Once ROM increases strengthening exercises can be performed to develop stability and reduce the risk of developing nerve root irritation in the future, as long as it is not caused by a structure which cannot be influenced by physical therapy. During the initial stages of treatment, strengthening should be limited to isometric exercises in the involved upper limb. Once the radicular symptoms have been resolved, progressive isotonic strengthening can begin. This should initially involve low weight and high repetitions (15-20 repetitions). Closed kinetic chain activities can be very helpful in rehabilitating weak shoulder girdle muscles. However, Griffiths et al found no significant difference with the addition of specific neck stabilisation exercises to a program of general neck advice and exercise [53].

Patient should be instructed to remain as active as possible and perform exercises daily on the days between therapy sessions. Written exercise instructions should therefore be available. We suggest a 2 components program, as suggested by Fritz JM et al. 2 components: scapula strengthening and cervical strengthening.

Cervical strengthening exercises should include supine craniocervical flexion to elicit contraction of the deep neck flexor muscles without contraction of superficial neck muscles [54]. Feedback using an air-filled pressure sensor or tactile cues can be useful. Patient should perform three sets of 10 contractions of 10 seconds with proper muscle activation. Craniocervical flexion contractions were also performed with the patient seated, with the goal of 30 repetitions of 10-second contractions.

Scapular retraction against resistance using elastic bands or pulleys can be added.
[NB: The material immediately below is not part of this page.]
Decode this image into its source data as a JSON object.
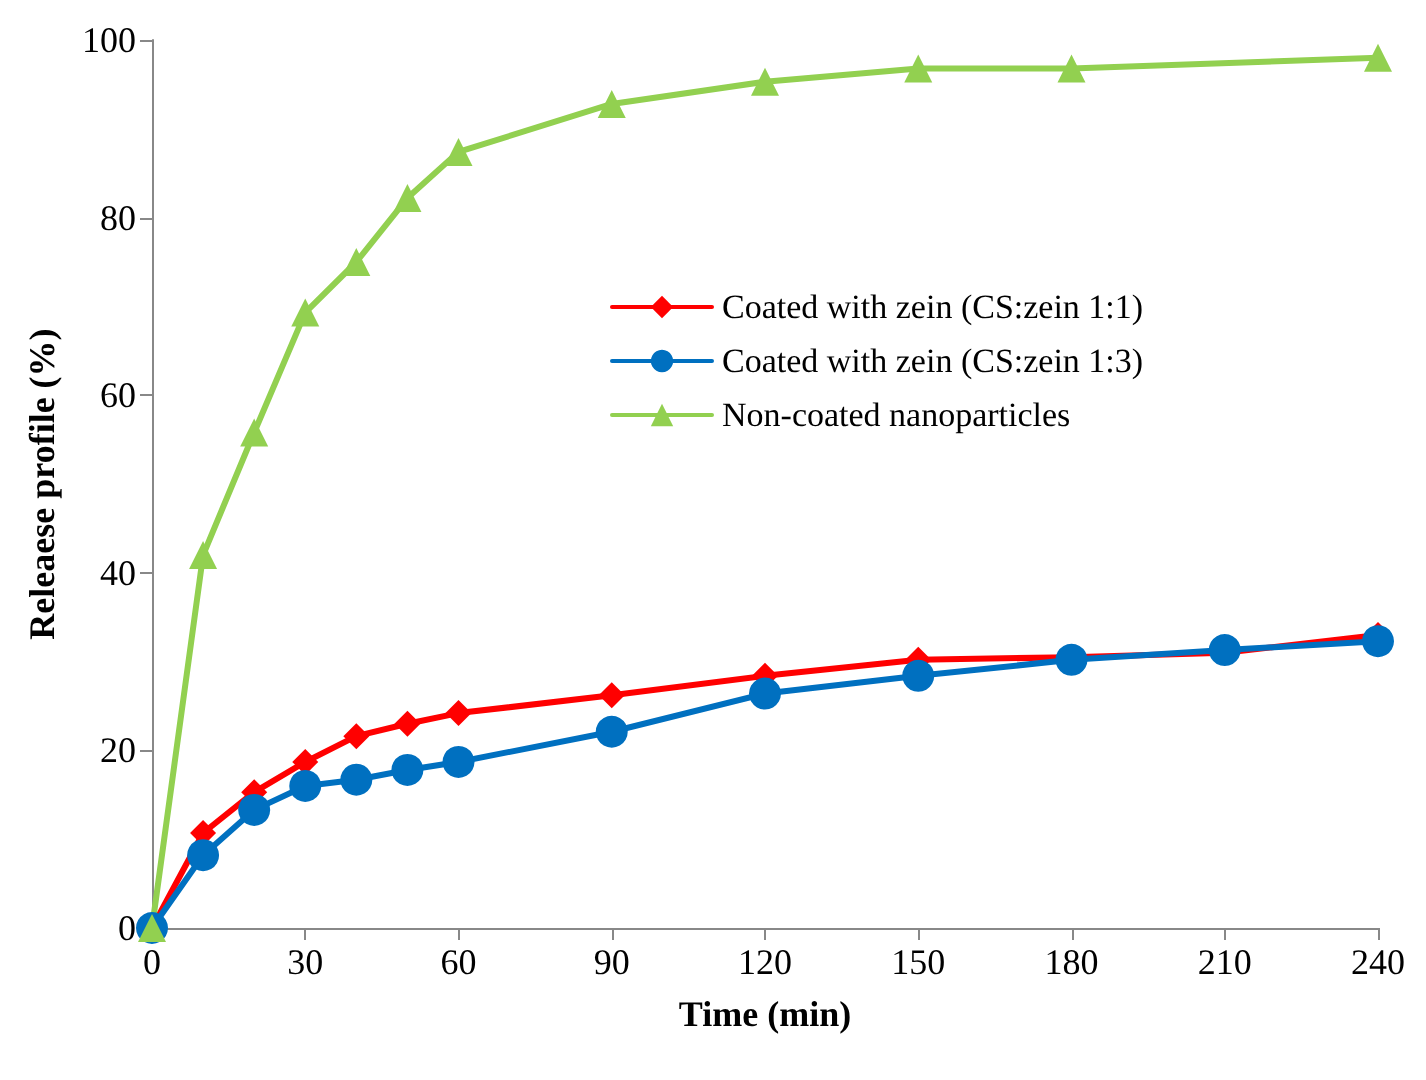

Scapular-strengthening exercises included prone horizontal abduction, sidelying forward flexion, prone extension of each shoulder, as well as prone push-ups with emphasis on shoulder protraction. The goal was 3 sets of 10 repetitions, with resistance added as tolerated.

Prognosis[edit | edit source]

Regarding physical therapy interventions, in 2007 Joshua Cleland and colleagues[48] examined the predictors of positive short-term outcomes in people with a clinical diagnosis of cervical radiculopathy.  The following clinical features were found to be most predictive of a positive short-term outcome:

  • Age <54
  • Dominant arm not affected
  • Looking down does not worsen symptoms
  • Treatment involves manual therapy, cervical traction, and deep neck flexor strengthening for at least 50% of visits

If 3 of these features are present, the probability of success is 85%, and increases to 90% if all 4 are present[55]

Clinical Bottom Line[edit | edit source]

Cervical radiculopathy is defined as a disorder (compression, traction, irritation, herniated disk) affecting a spinal nerve root in the cervical Spine. Cervical radiculopathy typically produces neck and radiating arm pain, numbness, sensory deficits, or motor dysfunction in the neck and upper extremities. It is important to have knowledge of the cervical anatomy, because it is the key to effective physiotherapy practice and treatment.

Because there are other pathologies that have the same signs and symptoms of radiculopathy, it’s recommended to do a good examination. You can use imaging studies (MRI) or electro physiologic studies(EMG + Nerve Conduction Studies) [56][1][39]. Better, is to use these 4 clinical tests: Spurlings Test, Upper limb tension-1 Distraction test and Cervical Flexion Rotation Test. When all 4 of these clinical test are positive, the post-test probability of cervical radiculopathy is 90%.

The main focus for physical therapy or medical management of cervical radiculopathy, is decreasing the pain and disability. Once the treatment is started, it’s important to choose the right tool to evaluate your patient. The Neck disability index is a good option.